Contrairement à ce que soutient la société Altran technologies, le fait que les salariés n’aient pas bénéficié d’une rémunération au moins égale au plafond de la sécurité sociale ne permet pas d’exclure que l’employeur avait la volonté de mettre en place la modalité 2 conventionnelle, et ne rend pas la convention de forfait nulle mais inopposable aux salariés pendant la période durant laquelle l’employeur n’a pas respecté la condition relative au montant du salaire.
La convention de forfait appliquée aux salariés sera donc considérée comme leur étant inopposable, et il sera en conséquence fait application du régime de droit commun en matière d’heures supplémentaires hormis en ce qui concerne la situation de M. [DX].
Le jugement entrepris sera confirmé en ce qu’il a fait droit aux demandes des salariés de rappel de salaire pour heures supplémentaires augmentées des congés payés afférents, à l’exception de ses dispositions concernant M. [DX].
En effet M. [DX], qui est employé depuis le 25 mai 2010, et qui a perçu dès sa première année d’embauche une rémunération (JNT/RTT non compris) supérieure au PASS, est éligible à la modalité 2 et a été soumis à une convention de forfait en heures hebdomadaire régulière pendant toute la durée de son contrat de travail. Il sera débouté de sa demande de rappel d’heures supplémentaires, de congés payés afférents, et de prime de vacances. Le jugement entrepris sera infirmé en ce qu’il a fait droit aux demandes de ce salarié.
Sur la preuve des heures supplémentaires
Aux termes de l’article L. 3171-2 alinéa 1 du code du travail dans sa version applicable au litige, lorsque tous les salariés occupés dans un service ou un atelier ne travaillent pas selon le même horaire collectif, l’employeur établit les documents nécessaires au décompte de la durée de travail, des repos compensateurs acquis et de leur prise effective, pour chacun des salariés concernés.
Selon l’article L. 3171-3 du même code, dans sa rédaction antérieure à celle issue de la loi n° 2016-1088 du 8 août 2016, l’employeur tient à la disposition de l’inspecteur ou du contrôleur du travail les documents permettant de comptabiliser le temps de travail accompli par chaque salarié.
En vertu de l’article L.3121-10 du code du travail la durée légale du travail effectif des salariés est fixée à 35 heures par semaine.

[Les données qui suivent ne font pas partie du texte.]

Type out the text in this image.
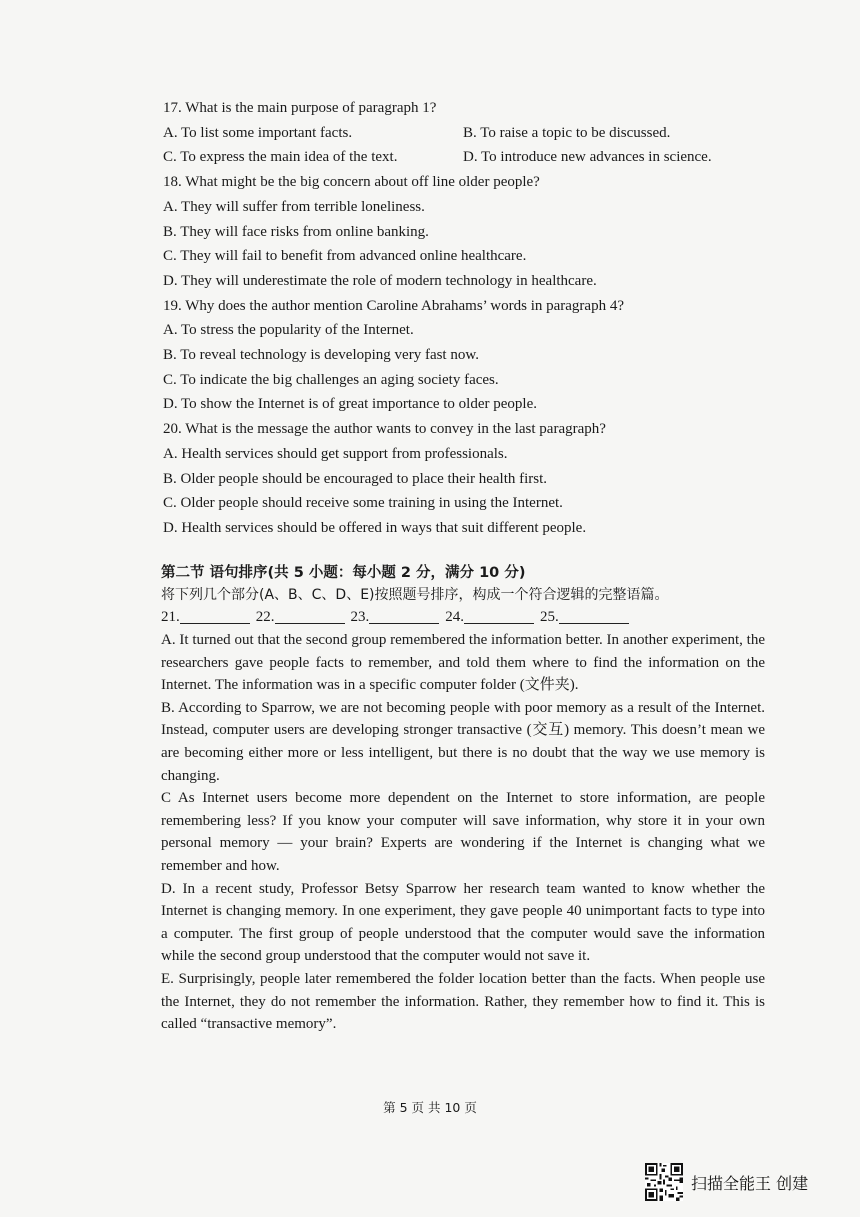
17. What is the main purpose of paragraph 1?
A. To list some important facts.	B. To raise a topic to be discussed.
C. To express the main idea of the text.	D. To introduce new advances in science.
18. What might be the big concern about off line older people?
A. They will suffer from terrible loneliness.
B. They will face risks from online banking.
C. They will fail to benefit from advanced online healthcare.
D. They will underestimate the role of modern technology in healthcare.
19. Why does the author mention Caroline Abrahams’ words in paragraph 4?
A. To stress the popularity of the Internet.
B. To reveal technology is developing very fast now.
C. To indicate the big challenges an aging society faces.
D. To show the Internet is of great importance to older people.
20. What is the message the author wants to convey in the last paragraph?
A. Health services should get support from professionals.
B. Older people should be encouraged to place their health first.
C. Older people should receive some training in using the Internet.
D. Health services should be offered in ways that suit different people.
第二节 语句排序(共 5 小题：每小题 2 分，满分 10 分)
将下列几个部分(A、B、C、D、E)按照题号排序，构成一个符合逻辑的完整语篇。
21.	22.	23.	24.	25.

A. It turned out that the second group remembered the information better. In another experiment, the researchers gave people facts to remember, and told them where to find the information on the Internet. The information was in a specific computer folder (文件夹).

B. According to Sparrow, we are not becoming people with poor memory as a result of the Internet. Instead, computer users are developing stronger transactive (交互) memory. This doesn’t mean we are becoming either more or less intelligent, but there is no doubt that the way we use memory is changing.

C As Internet users become more dependent on the Internet to store information, are people remembering less? If you know your computer will save information, why store it in your own personal memory — your brain? Experts are wondering if the Internet is changing what we remember and how.

D. In a recent study, Professor Betsy Sparrow her research team wanted to know whether the Internet is changing memory. In one experiment, they gave people 40 unimportant facts to type into a computer. The first group of people understood that the computer would save the information while the second group understood that the computer would not save it.

E. Surprisingly, people later remembered the folder location better than the facts. When people use the Internet, they do not remember the information. Rather, they remember how to find it. This is called “transactive memory”.

第 5 页 共 10 页
扫描全能王 创建
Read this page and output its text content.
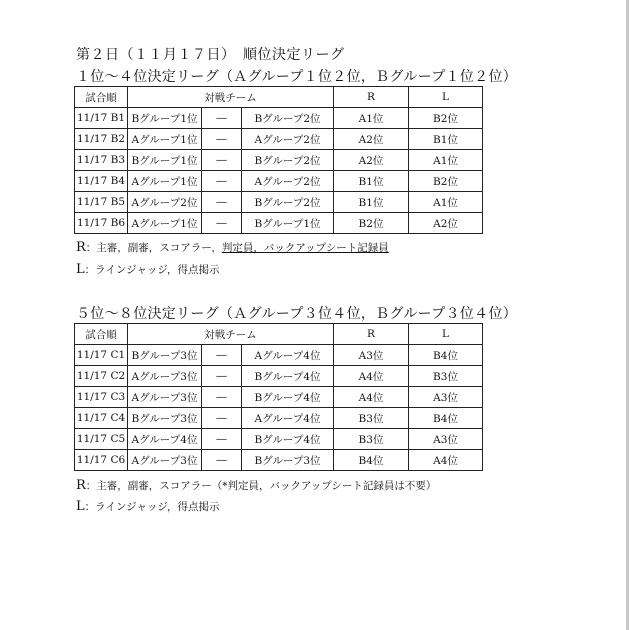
第２日（１１月１７日）　順位決定リーグ
１位～４位決定リーグ（Ａグループ１位２位，Ｂグループ１位２位）
試合順	対戦チーム			R	L
11/17 B1	Bグループ1位	―	Bグループ2位	A1位	B2位
11/17 B2	Aグループ1位	―	Aグループ2位	A2位	B1位
11/17 B3	Bグループ1位	―	Bグループ2位	A2位	A1位
11/17 B4	Aグループ1位	―	Aグループ2位	B1位	B2位
11/17 B5	Aグループ2位	―	Bグループ2位	B1位	A1位
11/17 B6	Aグループ1位	―	Bグループ1位	B2位	A2位
R：主審，副審，スコアラー，判定員，バックアップシート記録員
L：ラインジャッジ，得点掲示
５位～８位決定リーグ（Ａグループ３位４位，Ｂグループ３位４位）
試合順	対戦チーム			R	L
11/17 C1	Bグループ3位	―	Aグループ4位	A3位	B4位
11/17 C2	Aグループ3位	―	Bグループ4位	A4位	B3位
11/17 C3	Aグループ3位	―	Bグループ4位	A4位	A3位
11/17 C4	Bグループ3位	―	Aグループ4位	B3位	B4位
11/17 C5	Aグループ4位	―	Bグループ4位	B3位	A3位
11/17 C6	Aグループ3位	―	Bグループ3位	B4位	A4位
R：主審，副審，スコアラー（*判定員，バックアップシート記録員は不要）
L：ラインジャッジ，得点掲示
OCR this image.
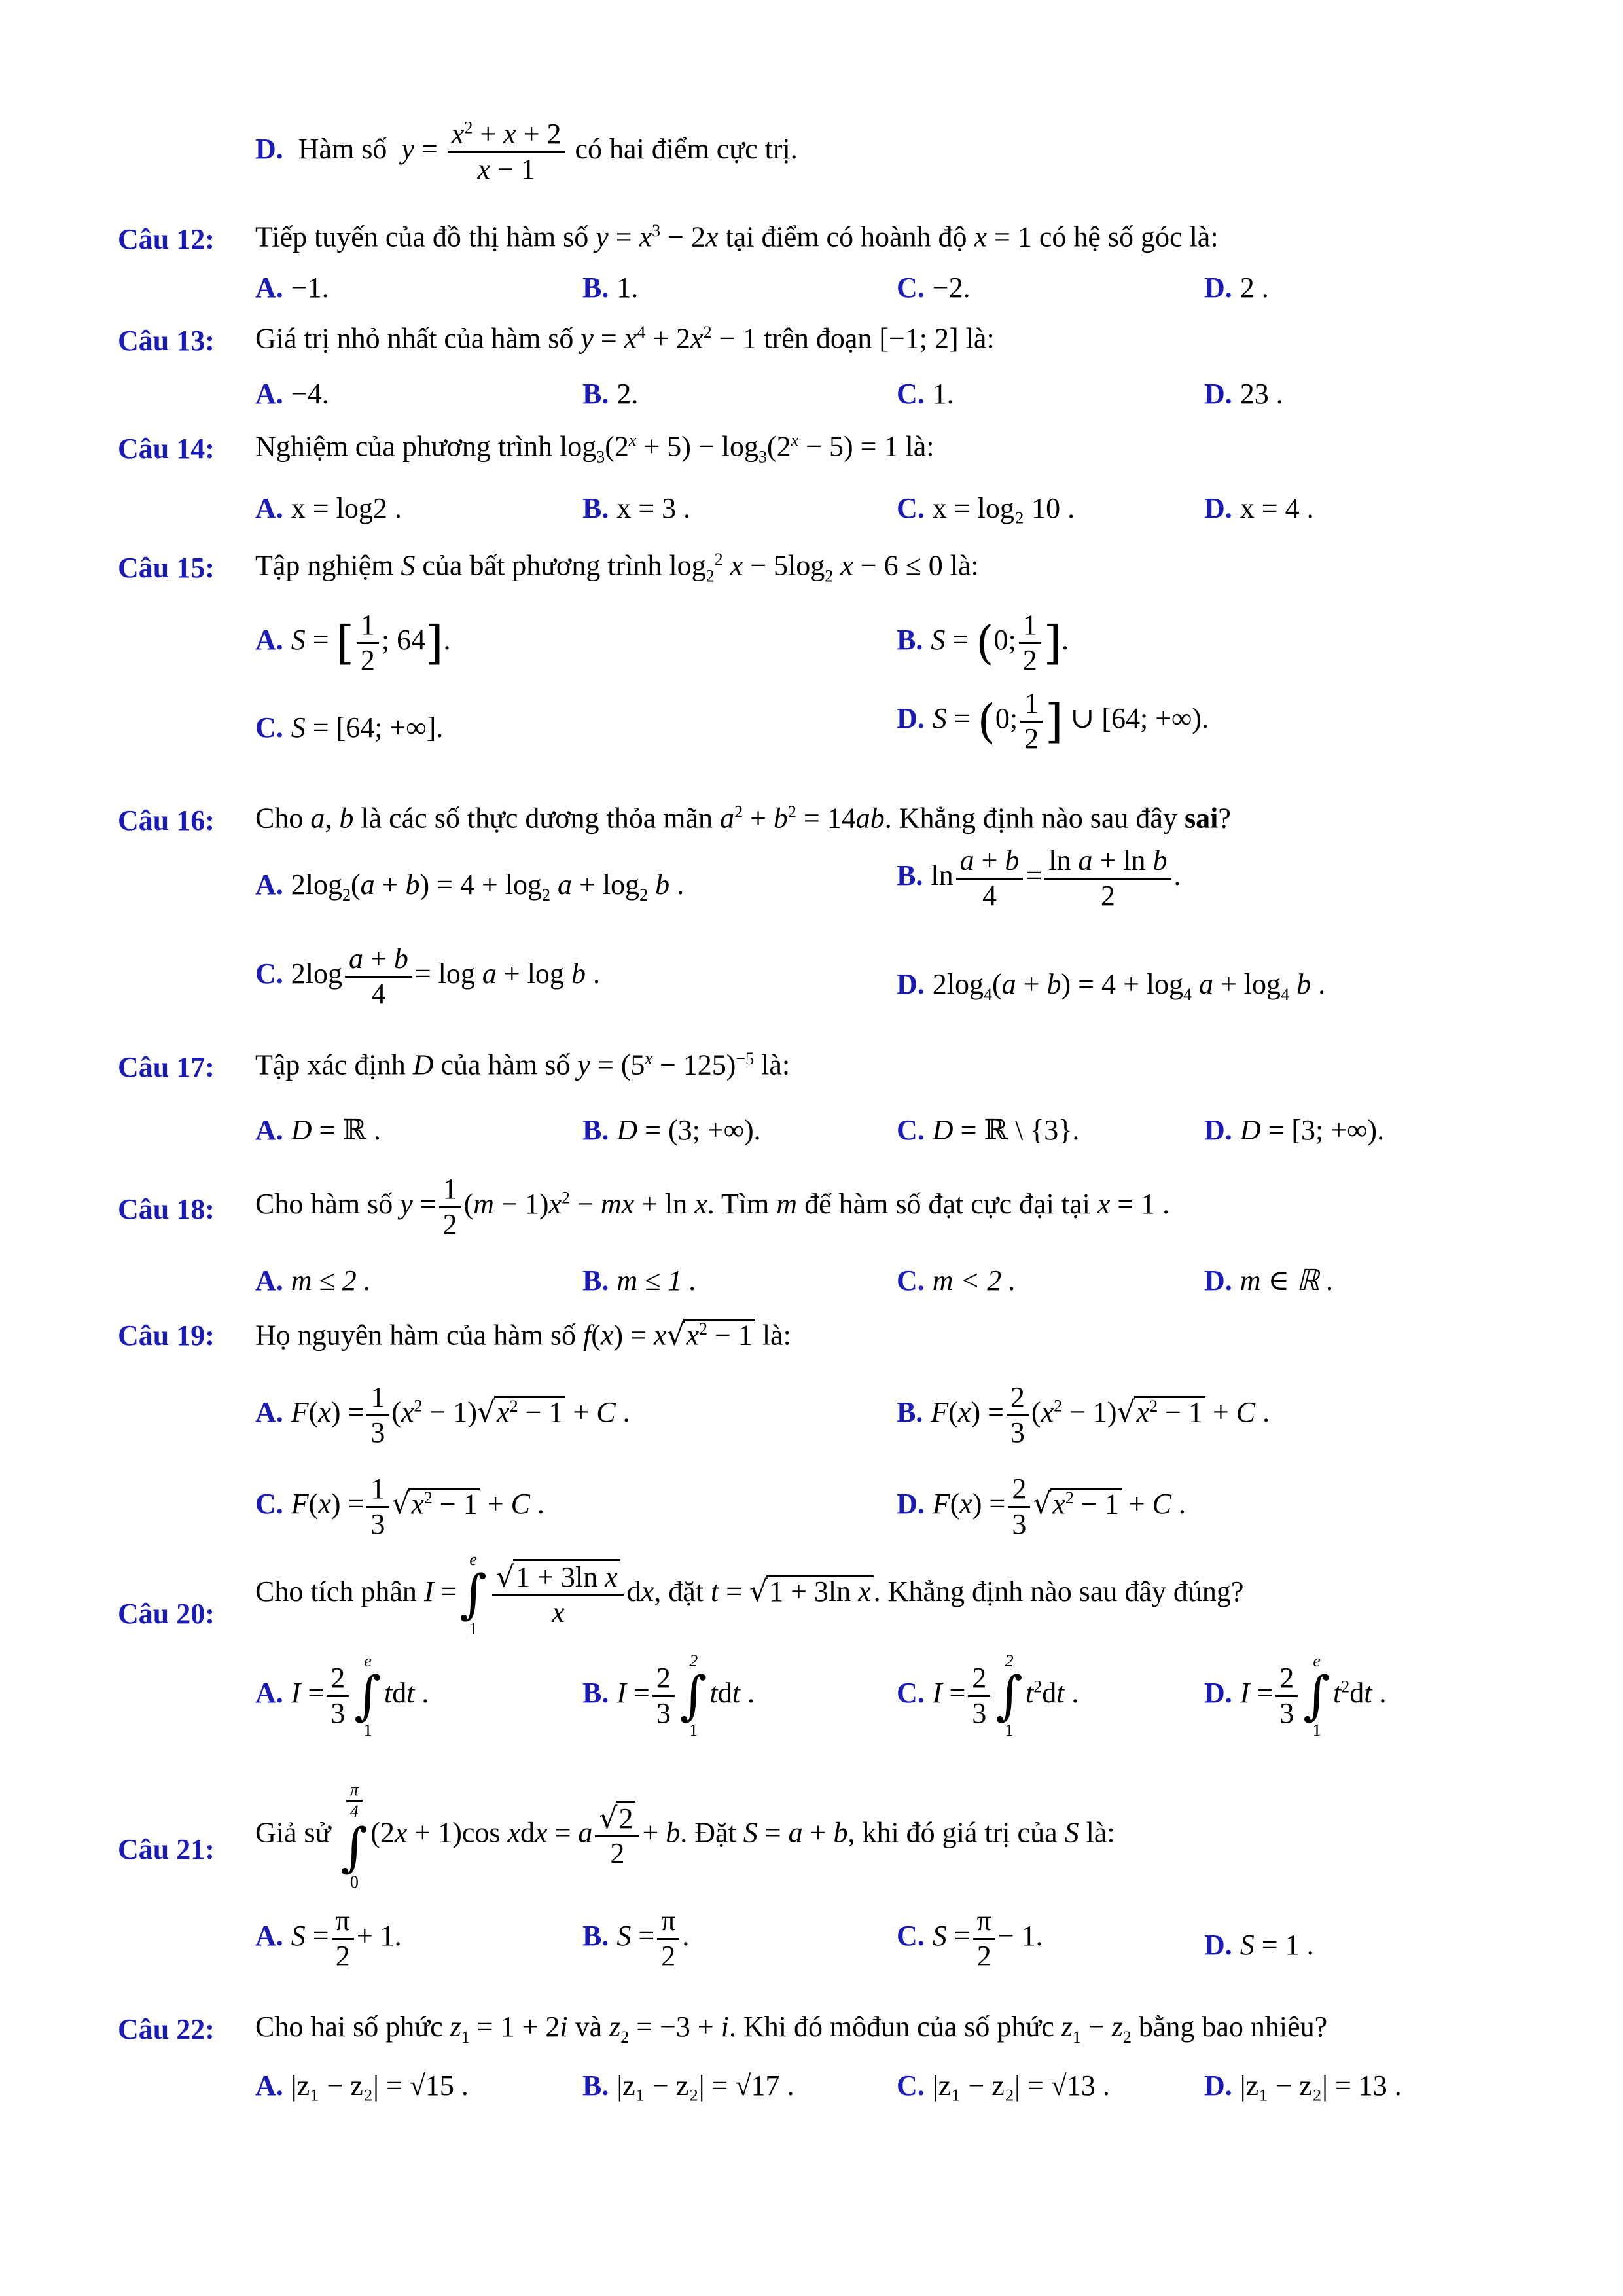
D. Hàm số  $y = \frac{x^2 + x + 2}{x - 1}$ có hai điểm cực trị.
Câu 12: Tiếp tuyến của đồ thị hàm số $y = x^3 - 2x$ tại điểm có hoành độ x = 1 có hệ số góc là:
A. −1.	B. 1.	C. −2.	D. 2 .
Câu 13: Giá trị nhỏ nhất của hàm số $y = x^4 + 2x^2 - 1$ trên đoạn [−1; 2] là:
A. −4.	B. 2.	C. 1.	D. 23 .
Câu 14: Nghiệm của phương trình $\log_3(2^x + 5) - \log_3(2^x - 5) = 1$ là:
A. x = log2 .	B. x = 3 .	C. x = log₂ 10 .	D. x = 4 .
Câu 15: Tập nghiệm S của bất phương trình $\log_2^2 x - 5\log_2$ x − 6 ≤ 0 là:
A. S = [ $\frac{1}{2}$ ; 64].	B. S = (0; $\frac{1}{2}$ ].
C. S = [64; +∞].	D. S = (0; $\frac{1}{2}$ ] ∪ [64; +∞).
Câu 16: Cho a, b là các số thực dương thỏa mãn $a^2 + b^2 = 14ab$. Khẳng định nào sau đây sai?
A. $2\log_2(a + b) = 4 + \log_2 a + \log_2 b$ .	B. $\ln \frac{a + b}{4} = \frac{\text{ln a + ln b}}{2}$ .
C. $2\log \frac{a + b}{4} = \log a + \log b$ .	D. $2\log_4(a + b) = 4 + \log_4 a + \log_4 b$ .
Câu 17: Tập xác định D của hàm số $y = (5^x - 125)^{-5}$ là:
A. D = ℝ .	B. D = (3; +∞).	C. D = ℝ \ {3}.	D. D = [3; +∞).
Câu 18: Cho hàm số $y = \frac{1}{2} (m - 1)x^2$ − mx + ln x. Tìm m để hàm số đạt cực đại tại x = 1 .
A. m ≤ 2 .	B. m ≤ 1 .	C. m < 2 .	D. m ∈ ℝ .
Câu 19: Họ nguyên hàm của hàm số $f(x) = x√x^2 - 1$ là:
A. $F(x) = \frac{1}{3} (x^2 - 1)√x^2 - 1 + C$ .	B. $F(x) = \frac{2}{3} (x^2 - 1)√x^2 - 1 + C$ .
C. $F(x) = \frac{1}{3} √x^2 - 1 + C$ .	D. $F(x) = \frac{2}{3} √x^2 - 1 + C$ .
Câu 20:
Cho tích phân I =
e
∫
$1 \frac{\text{√1 + 3ln x}}{x}$ dx, đặt t = √1 + 3ln x. Khẳng định nào sau đây đúng?
A. $I = \frac{2}{3}$
e
∫
1
tdt .	B. $I = \frac{2}{3}$
2
∫
1
tdt .	C. $I = \frac{2}{3}$
2
∫
1
$t^2dt$ .	D. $I = \frac{2}{3}$
e
∫
1
$t^2dt$ .
Câu 21:
Giả sử
$\frac{\pi}{4}$
∫
0
(2x + 1)cos xdx = a $\frac{√2}{2} + b$. Đặt S = a + b, khi đó giá trị của S là:
A. $S = \frac{\pi}{2} + 1$.	B. $S = \frac{\pi}{2}$ .	C. $S = \frac{\pi}{2} - 1$.	D. S = 1 .
Câu 22: Cho hai số phức $z_1 = 1 + 2i$ và $z_2 = -3 + i$. Khi đó môđun của số phức $z_1 - z_2$ bằng bao nhiêu?
A. |z₁ − z₂| = √15 .	B. |z₁ − z₂| = √17 .	C. |z₁ − z₂| = √13 .	D. |z₁ − z₂| = 13 .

Les heures effectuées au-delà de 35 heures sont des heures supplémentaires qui donnent lieu à une majoration de salaire de 25% pour chacune des 8 premières heures (de la 36ème à la 43ème incluse), et de 50% à partir de la 44ème heure.
En application de l’article L. 3171-4 du code du travail, en cas de litige relatif à l’existence ou au nombre d’heures de travail accomplies, il appartient au salarié de présenter, à l’appui de sa demande, des éléments suffisamment précis quant aux heures non rémunérées qu’il prétend avoir accomplies afin de permettre à l’employeur, qui assure le contrôle des heures de travail effectuées, d’y répondre utilement en produisant ses propres éléments. Le juge forme sa conviction en tenant compte de l’ensemble de ces éléments, et après analyse des pièces produites par l’une et l’autre des parties, dans l’hypothèse où il retient l’existence d’heures supplémentaires, le juge évalue souverainement, sans être tenu de préciser le détail de son calcul, l’importance de celles-ci et fixe les créances salariales s’y rapportant.
Il ressort des développements qui précèdent que la convention individuelle appliquée aux salariés, qui prévoit d’une part un forfait en heures et d’autre part un forfait de rémunération leur est inopposable, et que ces derniers étaient soumis à un horaire mensuel de 151,67 heures de travail, soit 35 heures par semaine.
Il appartient aux salariés d’apporter des éléments de nature à étayer le fait que leur temps de travail était chaque semaine, et de façon habituelle, de 38 heures 30 et qu’ils accomplissaient donc des heures supplémentaires à hauteur de 3 heures 30 par semaine.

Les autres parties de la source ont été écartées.